A few minutes later the first images arrived and our reporters approached the place. The event was taking shape: the Saratoga Hotel was enveloped in a cloud of dust and the surroundings were full of debris. People took pictures with their mobiles and reported from the vicinity of the building which, until recently, was an architectural beauty that adorned the city and now had been reduced to a jumble of iron and ruins. For almost an hour the official press did not react.
Citizen journalism and the independent media negotiated those long minutes very responsibly. Despite the bomb and sabotage rumors circulating in the streets, my colleagues kept a professional pulse and tried to check every sentence published. It was difficult, because when the official newspapers began to publish about the incident, they often mixed facts with speculation, truth with lies. The biggest hoaxes were from the account of the portals controlled by the Communist Party.
The television coverage was nefarious. Unprepared announcers who improvised by confusing the Saratoga Hotel with the Capitol building, who pronounced someone “dead” just by watching screen as they removed a body on a stretcher, as if they were doctors who can determine who is alive and who is not. And ideology everywhere, trying to kidnap human solidarity, painting as partisan the support that people gave to the most suffering.

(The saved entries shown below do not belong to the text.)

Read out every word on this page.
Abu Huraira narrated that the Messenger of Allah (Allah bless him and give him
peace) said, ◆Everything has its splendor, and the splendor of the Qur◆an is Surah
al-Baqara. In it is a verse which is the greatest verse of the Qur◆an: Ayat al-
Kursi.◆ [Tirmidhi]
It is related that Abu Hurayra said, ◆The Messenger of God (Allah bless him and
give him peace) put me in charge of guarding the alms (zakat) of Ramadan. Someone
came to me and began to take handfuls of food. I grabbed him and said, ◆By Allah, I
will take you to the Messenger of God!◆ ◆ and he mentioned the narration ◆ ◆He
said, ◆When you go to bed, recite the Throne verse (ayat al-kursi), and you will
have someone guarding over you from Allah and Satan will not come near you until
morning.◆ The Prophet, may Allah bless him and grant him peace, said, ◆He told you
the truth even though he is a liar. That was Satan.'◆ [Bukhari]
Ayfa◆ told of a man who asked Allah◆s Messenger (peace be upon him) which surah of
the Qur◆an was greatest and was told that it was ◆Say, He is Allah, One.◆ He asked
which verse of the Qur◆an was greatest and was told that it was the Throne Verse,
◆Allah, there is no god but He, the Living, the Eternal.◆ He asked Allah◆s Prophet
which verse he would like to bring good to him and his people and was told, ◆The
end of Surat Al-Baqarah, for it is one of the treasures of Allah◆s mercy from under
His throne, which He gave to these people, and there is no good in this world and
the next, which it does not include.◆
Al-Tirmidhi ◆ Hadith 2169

To make matters worse, Miguel Díaz-Canel did not miss the opportunity in front of the microphones to attack the independent media, which he accuses of spreading rumors and lying about what happened. Instead of making a speech based on the harmony and unity that tragedy brings, he preferred to use the moment of pain for his old battle against dissidence. The mediocre man that he is once again demonstrated that he does not have one iota of the greatness of a statesman.
Without our work and that of so many citizens who reported from the place, the news would have taken much longer to be known and solidarity would have been delayed for a time that was vital for the victims. Accusing the press is a vile act of politicking in the midst of tragedy, an attempt to use emotions to denigrate journalists.
We would have preferred, of course, that this Friday morning, the news that shook us and forced us to work almost 24 hours straight would have been happy and hopeful. But in the face of the catastrophe, our journalistic policy is transparency, professionalism and respect for those who suffer, without being moved at all by the vanity of having a scoop.
Make no mistake, Díaz-Canel, the independent press has been essential in the first hours of this unfortunate event. Without admitting it, you read us, copied us and even took entire sentences from our articles. While the mouths from outside insulted us, inside their air-conditioned offices they completed many of the details of this drama through us.
We offer out condolences and we accompany those who have lost a loved one, who have a family member fighting for life in a hospital or who are still trapped under the rubble. Know that we will not rest in our journalistic duty until we publish every detail about what happened, we will insist on a transparent investigation without political manipulation. We will be, as always, on the side of the victims.